Beef Chow Fun: the Taste of Home

Anyone who’s been born into one culture, and transplanted into another, will understand that the idea of one’s hometown becomes more defined after one leaves it. There are many ways in which home can be remembered, some of the most distinct ways are smells and tastes. For the gourmet and food-obsessed Chinese, everything is closely connected to food. There are tens of thousands of ways in which my hometown lives within me, many of them associated with Guangdong’s world-renown cuisines. There is one dish which, if I tasted anywhere else in the world, would bring me right back to Guangzhou, this is the 干炒牛河, Gon Chau Au Hoh, known in English as the Beef Chow Fun.

Beef Chow Fun is a speciality of the Guangdong region, and consists of slices of beef, spring onions and bean sprouts flash fried with fresh (not dried) hofun – wide, flat rice noodles from Shahe (Sahoh in Cantonese), a town in the city Guangzhou. It’s a very common dish in restaurants and street stalls alike, popularly eaten at lunch or shared along with some congee during Yum Cha (Cantonese morning tea, or dim sums).

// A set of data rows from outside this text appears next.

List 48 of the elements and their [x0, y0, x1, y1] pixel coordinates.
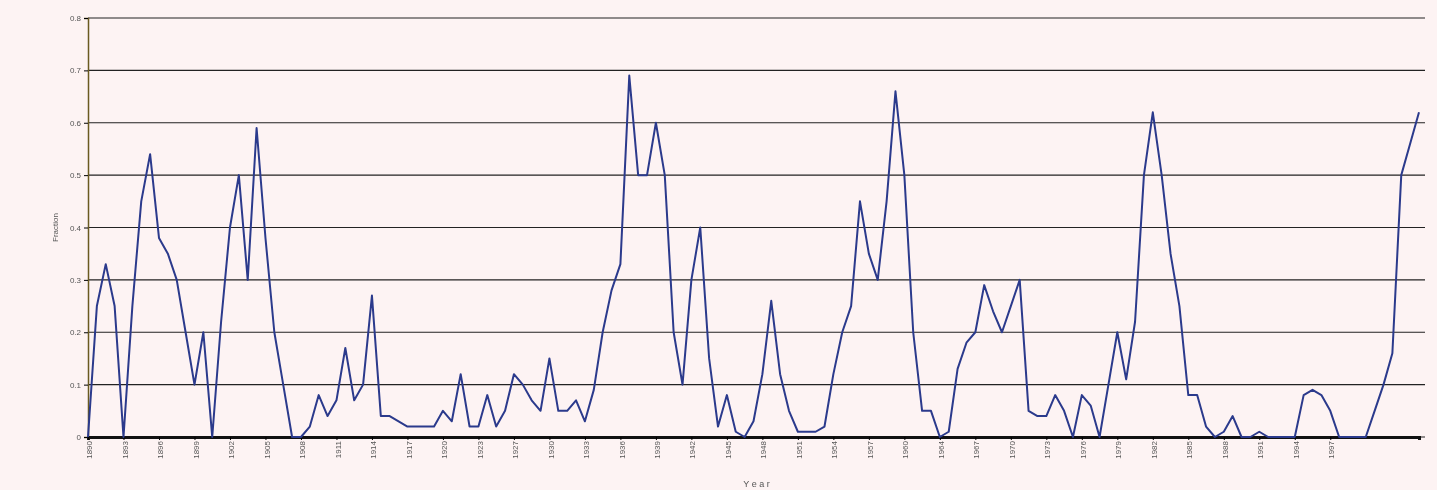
- x-tick-label: 1933: [582, 440, 592, 459]
- x-tick-label: 1939: [652, 440, 662, 459]
- x-tick-label: 1917: [404, 440, 414, 459]
- x-tick-label: 1979: [1114, 440, 1124, 459]
- x-tick-label: 1973: [1043, 440, 1053, 459]
- x-tick-label: 1914: [369, 440, 379, 459]
- x-tick-label: 1970: [1007, 440, 1017, 459]
- x-tick-label: 1893: [120, 440, 130, 459]
- x-tick-label: 1927: [511, 440, 521, 459]
- x-tick-label: 1930: [546, 440, 556, 459]
- x-tick-label: 1908: [298, 440, 308, 459]
- y-tick-label: 0.6: [69, 118, 82, 128]
- y-tick-label: 0.7: [69, 66, 82, 76]
- x-tick-label: 1942: [688, 440, 698, 459]
- x-tick-label: 1923: [475, 440, 485, 459]
- x-tick-label: 1994: [1291, 440, 1301, 459]
- x-tick-label: 1982: [1149, 440, 1159, 459]
- x-tick-label: 1988: [1220, 440, 1230, 459]
- x-tick-label: 1945: [723, 440, 733, 459]
- x-tick-label: 1902: [227, 440, 237, 459]
- x-tick-label: 1890: [85, 440, 95, 459]
- x-tick-label: 1920: [440, 440, 450, 459]
- x-tick-label: 1957: [865, 440, 875, 459]
- x-tick-label: 1985: [1185, 440, 1195, 459]
- x-tick-label: 1899: [191, 440, 201, 459]
- y-tick-label: 0: [76, 433, 82, 443]
- x-tick-label: 1905: [262, 440, 272, 459]
- x-tick-label: 1896: [156, 440, 166, 459]
- y-tick-label: 0.2: [69, 328, 82, 338]
- line-series: [87, 74, 1420, 438]
- y-tick-label: 0.5: [69, 171, 82, 181]
- y-tick-label: 0.8: [69, 14, 82, 24]
- x-tick-label: 1976: [1078, 440, 1088, 459]
- x-tick-label: 1991: [1256, 440, 1266, 459]
- x-tick-label: 1964: [936, 440, 946, 459]
- x-axis-title: Y e a r: [743, 479, 770, 489]
- y-axis-title: Fraction: [51, 213, 60, 242]
- y-tick-label: 0.1: [69, 380, 82, 390]
- x-tick-label: 1997: [1327, 440, 1337, 459]
- x-tick-label: 1951: [794, 440, 804, 459]
- x-tick-label: 1911: [333, 440, 343, 459]
- y-tick-label: 0.4: [69, 223, 82, 233]
- x-tick-label: 1960: [901, 440, 911, 459]
- x-tick-label: 1954: [830, 440, 840, 459]
- x-tick-label: 1948: [759, 440, 769, 459]
- x-tick-label: 1936: [617, 440, 627, 459]
- y-tick-label: 0.3: [69, 275, 82, 285]
- x-tick-label: 1967: [972, 440, 982, 459]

As a child in Guangzhou, I had consumed it countless times and in countless places, ever since I could remember. My most distinct associations with the dish are: carrying it home from my mother’s work canteen (government bureau canteens housed some of the country’s best chefs) in an aluminium lunch box for wuxiu (siesta),  the unmistakable aroma wafting out as soon as I opened the lid; in the sweltering summers, when she had time for wuxiu, my mother rustling up two plates of beef chow fun, together with a light soup of tender choy sum and dried shrimps (all ingredients bought daily fresh from local markets, like everything else), which we would eat while listening to traditional Cantonese wuxia storytelling on the radio; being treated to the kuey teow variation of the dish by relatives from the Teochew side of the family.

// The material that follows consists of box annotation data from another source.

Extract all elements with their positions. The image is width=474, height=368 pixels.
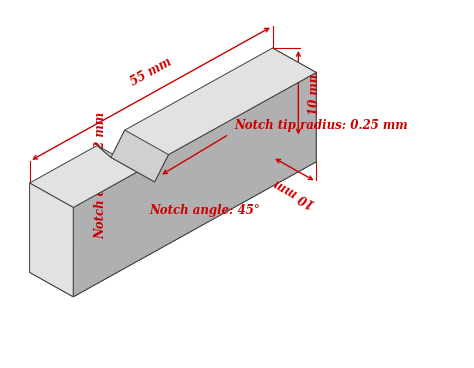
Text: Notch tip radius: 0.25 mm: Notch tip radius: 0.25 mm [234,119,408,132]
Text: Notch angle: 45°: Notch angle: 45° [150,204,260,217]
Polygon shape [29,137,316,297]
Text: 55 mm: 55 mm [128,56,174,89]
Polygon shape [273,48,316,162]
Text: 10 mm: 10 mm [272,176,317,210]
Text: Notch depth: 2 mm: Notch depth: 2 mm [95,112,108,240]
Text: 10 mm: 10 mm [308,70,321,115]
Polygon shape [29,183,73,297]
Polygon shape [29,48,316,208]
Polygon shape [97,145,155,182]
Polygon shape [73,72,316,297]
Polygon shape [111,130,168,182]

Nowadays, Beef Chow Fun mainly refers to the dry fried beef hofun, as opposed to the one that is thickened with a cornstarch-based sauce. The dish was said to have come into being in occupied Guangzhou in the 1930s, at a Zok Fun Meen (congee and noodles) stall, one of the typical eateries in the city at the time, apart from teahouses and restaurants. In those days, rice noodles were mainly cooked in sauces. One day, the stall had run out of cornstarch, but a customer insisted on having fried noodles, so the chef had no choice but to improvise. He fired the wok up to scorching, threw in a few slices of meat and vegetables before chucking in some hofun, quickly flipped them around a bit and served it up to the demanding customer, hoping to get rid of him. The customer returned every day, asking for the same thing.

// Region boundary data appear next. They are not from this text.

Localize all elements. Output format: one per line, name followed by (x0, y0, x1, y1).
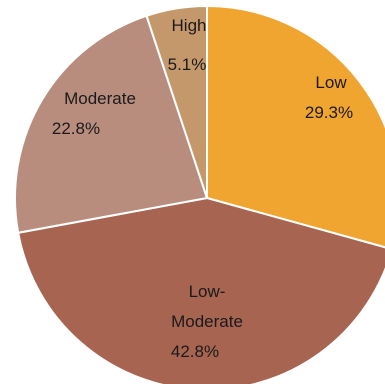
slice-label-2-line-2: Moderate (171, 312, 243, 331)
pie-slice-2 (17, 196, 385, 384)
pie-labels: Low 29.3% Low- Moderate 42.8% Moderate 22.8% Hi… (52, 16, 353, 361)
slice-value-label-2: 42.8% (171, 342, 219, 361)
slice-value-label-3: 22.8% (52, 119, 100, 138)
slice-value-label-4: 5.1% (168, 55, 207, 74)
slice-label-2-line-1: Low- (189, 282, 226, 301)
slice-label-3-line-1: Moderate (64, 89, 136, 108)
pie-slices (14, 4, 385, 384)
pie-slice-3 (14, 14, 209, 234)
slice-value-label-1: 29.3% (305, 103, 353, 122)
slice-label-1-line-1: Low (315, 73, 347, 92)
pie-slice-4 (145, 4, 208, 199)
slice-label-4-line-1: High (172, 16, 207, 35)
pie-slice-1 (206, 4, 385, 249)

Nowadays, restaurants in Guangzhou often add Chinese chives to the mix and offer supplementary chilli oil or garlic chilli sauce. The fragrance of the alliums offset nicely the taste of succulent tenderized beef. As the hofun slides smoothly into your mouth, it feels smooth yet just chewy enough when you bite into it. Your palate is filled with a distinct ‘smoky’ or ‘burnt’ aroma. This is known wok hei, an intangible aroma that cannot be traced from any sauce or ingredient, but is the result of complex chemical reactions when the food is cooked in iron crockery at a very high temperature, as part of the Chinese cooking technique of gouhuo (wrapping the food briefly in a warm orange flame). The aroma is very hard to define yet, highly valued in Cantonese cuisine, and something I try to replicate in my own flash fries.

Although it sounds simple, but the Chau Au Hoh is not an easy dish to perfect, it must be done quickly, crisply and without hesitation, but not so abruptly or with so much force as the break the tender fresh hofun, nor should they stick to the wok, or be overly greasy. A great plate of Beef Chow Fun is a good measure of the skills of any Cantonese chef.

After my family moved to Britain, the dish would still be a frequent lunch, often with pork slices replacing the beef. Needless to say, it never tasted the same as the ones I had eaten in Guangzhou. I do not cook or order it often myself, for the very same reason. Yet, wherever I come across this dish abroad, not only does the sight, smell and taste of Guangzhou, Beef Chow Fun come right back to me, but bustling arcaded streets, the morning hubbub of teahouses and winding, cicada-serenaded alleys under the hot summer sun.